Aujourd'hui, Zachary évoque l'accessibilité, une saine bonhomie et un côté « geek-cool », porté par des interprètes charismatiques comme Zac Efron et Zachary Quinto. Il parvient à être vénérable et juvénile à la fois : un prénom ancien qui sonne résolument contemporain, assez sérieux pour un CV et assez décontracté pour le skatepark.
Zachary est un prénom qui sourit jusqu'aux oreilles. Ancien par la racine — de l'hébreu Zekharyah, « le Seigneur s'est souvenu » — mais tout ce qu'il y a de plus gamin dans le ressenti, il a déferlé sur les cours de récré américaines dans les années 1990 et conserve encore cette énergie lumineuse de skateboard et d'imagination débordante. Le profil de traits penche nettement vers la fantaisie et l'humour, et c'est là son cœur : le Zachary de votre entourage est l'inventif, le conteur, le gosse qui narre ses propres aventures et l'adulte qui n'a jamais vraiment lâché ce fil. Donnez-lui un après-midi morne et il en fera une quête.

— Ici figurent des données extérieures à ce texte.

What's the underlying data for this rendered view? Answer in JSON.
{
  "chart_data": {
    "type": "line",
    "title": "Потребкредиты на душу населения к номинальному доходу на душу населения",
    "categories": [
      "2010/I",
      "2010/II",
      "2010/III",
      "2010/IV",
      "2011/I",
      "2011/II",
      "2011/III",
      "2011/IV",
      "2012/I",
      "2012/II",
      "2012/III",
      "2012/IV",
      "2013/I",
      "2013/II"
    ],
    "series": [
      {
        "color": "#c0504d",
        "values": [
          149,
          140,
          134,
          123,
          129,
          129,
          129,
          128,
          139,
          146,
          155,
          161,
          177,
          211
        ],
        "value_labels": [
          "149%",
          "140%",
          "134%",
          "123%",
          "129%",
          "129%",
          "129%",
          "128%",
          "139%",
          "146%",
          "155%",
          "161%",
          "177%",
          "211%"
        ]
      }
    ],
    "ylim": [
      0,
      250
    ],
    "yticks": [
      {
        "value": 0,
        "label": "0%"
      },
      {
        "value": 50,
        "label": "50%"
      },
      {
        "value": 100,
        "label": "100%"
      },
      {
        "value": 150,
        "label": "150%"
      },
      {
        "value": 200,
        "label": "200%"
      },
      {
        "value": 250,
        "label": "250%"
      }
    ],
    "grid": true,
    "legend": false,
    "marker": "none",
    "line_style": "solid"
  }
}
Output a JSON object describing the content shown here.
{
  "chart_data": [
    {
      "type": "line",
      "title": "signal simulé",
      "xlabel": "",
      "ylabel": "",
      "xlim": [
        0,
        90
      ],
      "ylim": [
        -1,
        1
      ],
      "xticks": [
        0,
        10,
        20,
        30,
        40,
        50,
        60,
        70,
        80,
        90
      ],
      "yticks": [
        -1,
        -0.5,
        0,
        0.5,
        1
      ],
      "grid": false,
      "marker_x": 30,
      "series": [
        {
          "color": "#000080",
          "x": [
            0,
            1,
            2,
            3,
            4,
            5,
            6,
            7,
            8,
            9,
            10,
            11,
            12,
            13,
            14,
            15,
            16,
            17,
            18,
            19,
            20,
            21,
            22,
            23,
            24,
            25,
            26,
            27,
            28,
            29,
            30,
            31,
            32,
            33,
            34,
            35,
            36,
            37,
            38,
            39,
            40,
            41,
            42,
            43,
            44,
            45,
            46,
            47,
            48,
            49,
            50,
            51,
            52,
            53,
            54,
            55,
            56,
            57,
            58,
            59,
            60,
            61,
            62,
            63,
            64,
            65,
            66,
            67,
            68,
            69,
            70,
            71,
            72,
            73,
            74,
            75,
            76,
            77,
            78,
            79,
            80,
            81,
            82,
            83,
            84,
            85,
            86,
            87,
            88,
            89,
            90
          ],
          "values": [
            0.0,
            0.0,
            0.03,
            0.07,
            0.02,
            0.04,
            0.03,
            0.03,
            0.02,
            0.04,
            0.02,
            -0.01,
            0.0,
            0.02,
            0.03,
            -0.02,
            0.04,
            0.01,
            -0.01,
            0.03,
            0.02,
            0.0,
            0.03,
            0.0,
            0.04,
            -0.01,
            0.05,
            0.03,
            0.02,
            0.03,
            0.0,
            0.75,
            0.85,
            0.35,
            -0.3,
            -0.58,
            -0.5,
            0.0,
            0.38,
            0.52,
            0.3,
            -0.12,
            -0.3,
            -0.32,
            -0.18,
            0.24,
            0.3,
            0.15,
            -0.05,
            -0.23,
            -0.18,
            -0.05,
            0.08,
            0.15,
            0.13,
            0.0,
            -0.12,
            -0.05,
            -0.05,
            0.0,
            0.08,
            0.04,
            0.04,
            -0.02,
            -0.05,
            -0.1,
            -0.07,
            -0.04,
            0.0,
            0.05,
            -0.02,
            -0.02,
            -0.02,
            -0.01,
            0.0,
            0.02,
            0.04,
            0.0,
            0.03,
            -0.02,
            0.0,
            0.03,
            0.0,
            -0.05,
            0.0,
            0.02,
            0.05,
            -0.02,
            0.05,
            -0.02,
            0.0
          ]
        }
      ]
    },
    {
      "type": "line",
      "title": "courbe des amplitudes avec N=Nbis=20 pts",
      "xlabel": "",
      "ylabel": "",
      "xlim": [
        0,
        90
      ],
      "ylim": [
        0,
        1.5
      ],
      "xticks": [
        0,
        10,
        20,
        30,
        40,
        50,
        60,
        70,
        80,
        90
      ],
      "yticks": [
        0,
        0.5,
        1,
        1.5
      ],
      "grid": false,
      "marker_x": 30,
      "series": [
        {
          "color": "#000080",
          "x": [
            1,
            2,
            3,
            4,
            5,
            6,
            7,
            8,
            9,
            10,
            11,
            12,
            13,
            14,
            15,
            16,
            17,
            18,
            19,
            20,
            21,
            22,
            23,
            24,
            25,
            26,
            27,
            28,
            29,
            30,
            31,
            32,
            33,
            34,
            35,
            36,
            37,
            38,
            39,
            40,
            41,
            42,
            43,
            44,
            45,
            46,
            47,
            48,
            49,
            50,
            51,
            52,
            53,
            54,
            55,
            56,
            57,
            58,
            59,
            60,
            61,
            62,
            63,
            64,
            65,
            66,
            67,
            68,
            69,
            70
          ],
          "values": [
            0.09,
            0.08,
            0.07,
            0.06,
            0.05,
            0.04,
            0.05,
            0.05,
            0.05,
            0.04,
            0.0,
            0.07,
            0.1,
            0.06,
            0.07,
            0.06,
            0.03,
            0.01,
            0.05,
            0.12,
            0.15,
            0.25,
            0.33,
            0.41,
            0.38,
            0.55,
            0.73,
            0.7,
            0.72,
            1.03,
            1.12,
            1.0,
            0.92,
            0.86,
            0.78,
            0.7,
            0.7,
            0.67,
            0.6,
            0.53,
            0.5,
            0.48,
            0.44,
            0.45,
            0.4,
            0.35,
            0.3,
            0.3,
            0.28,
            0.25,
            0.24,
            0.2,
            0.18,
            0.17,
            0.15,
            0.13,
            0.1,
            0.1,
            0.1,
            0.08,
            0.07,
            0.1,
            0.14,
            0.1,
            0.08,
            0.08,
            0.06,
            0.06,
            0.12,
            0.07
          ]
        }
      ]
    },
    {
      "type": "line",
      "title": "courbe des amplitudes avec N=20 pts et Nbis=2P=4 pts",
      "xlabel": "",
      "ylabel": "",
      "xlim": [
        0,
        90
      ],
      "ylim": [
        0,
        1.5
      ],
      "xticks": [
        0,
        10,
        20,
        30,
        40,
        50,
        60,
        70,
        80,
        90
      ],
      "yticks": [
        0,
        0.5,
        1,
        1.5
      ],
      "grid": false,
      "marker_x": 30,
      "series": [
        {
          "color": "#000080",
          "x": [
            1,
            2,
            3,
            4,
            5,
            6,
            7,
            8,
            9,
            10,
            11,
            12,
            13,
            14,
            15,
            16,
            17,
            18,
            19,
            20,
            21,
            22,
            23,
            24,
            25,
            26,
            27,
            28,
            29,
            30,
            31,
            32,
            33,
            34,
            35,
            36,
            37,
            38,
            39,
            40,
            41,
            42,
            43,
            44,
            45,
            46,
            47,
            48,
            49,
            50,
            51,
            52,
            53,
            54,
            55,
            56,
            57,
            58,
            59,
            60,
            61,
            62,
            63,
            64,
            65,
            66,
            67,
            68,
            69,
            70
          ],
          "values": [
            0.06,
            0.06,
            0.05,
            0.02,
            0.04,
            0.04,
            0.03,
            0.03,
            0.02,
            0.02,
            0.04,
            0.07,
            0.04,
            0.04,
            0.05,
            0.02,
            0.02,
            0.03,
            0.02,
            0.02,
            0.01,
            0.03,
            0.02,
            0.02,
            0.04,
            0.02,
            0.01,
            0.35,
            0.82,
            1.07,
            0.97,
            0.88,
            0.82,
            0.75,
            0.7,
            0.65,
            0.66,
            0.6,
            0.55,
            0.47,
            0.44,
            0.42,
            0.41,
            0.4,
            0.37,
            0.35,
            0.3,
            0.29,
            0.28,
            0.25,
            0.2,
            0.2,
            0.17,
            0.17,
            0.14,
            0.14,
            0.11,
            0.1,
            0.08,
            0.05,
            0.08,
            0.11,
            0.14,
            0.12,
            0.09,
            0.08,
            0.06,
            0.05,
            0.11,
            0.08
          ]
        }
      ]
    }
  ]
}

Il est joueur sans être frivole. La loyauté et l'indépendance obtiennent de bons scores : derrière les blagues, il y a donc quelqu'un qui répond présent pour les autres et pense par lui-même. Son énergie et son ambition sont saines sans être impitoyables — Zachary préfère l'emporter par son intelligence et sa sympathie plutôt qu'en écrasant qui que ce soit. Il y a en lui un artiste naturel (le charme facile de Zac Efron, l'intelligence espiègle de Zachary Quinto viennent à l'esprit), équilibré par assez de chaleur sincère pour n'être jamais tout en surface.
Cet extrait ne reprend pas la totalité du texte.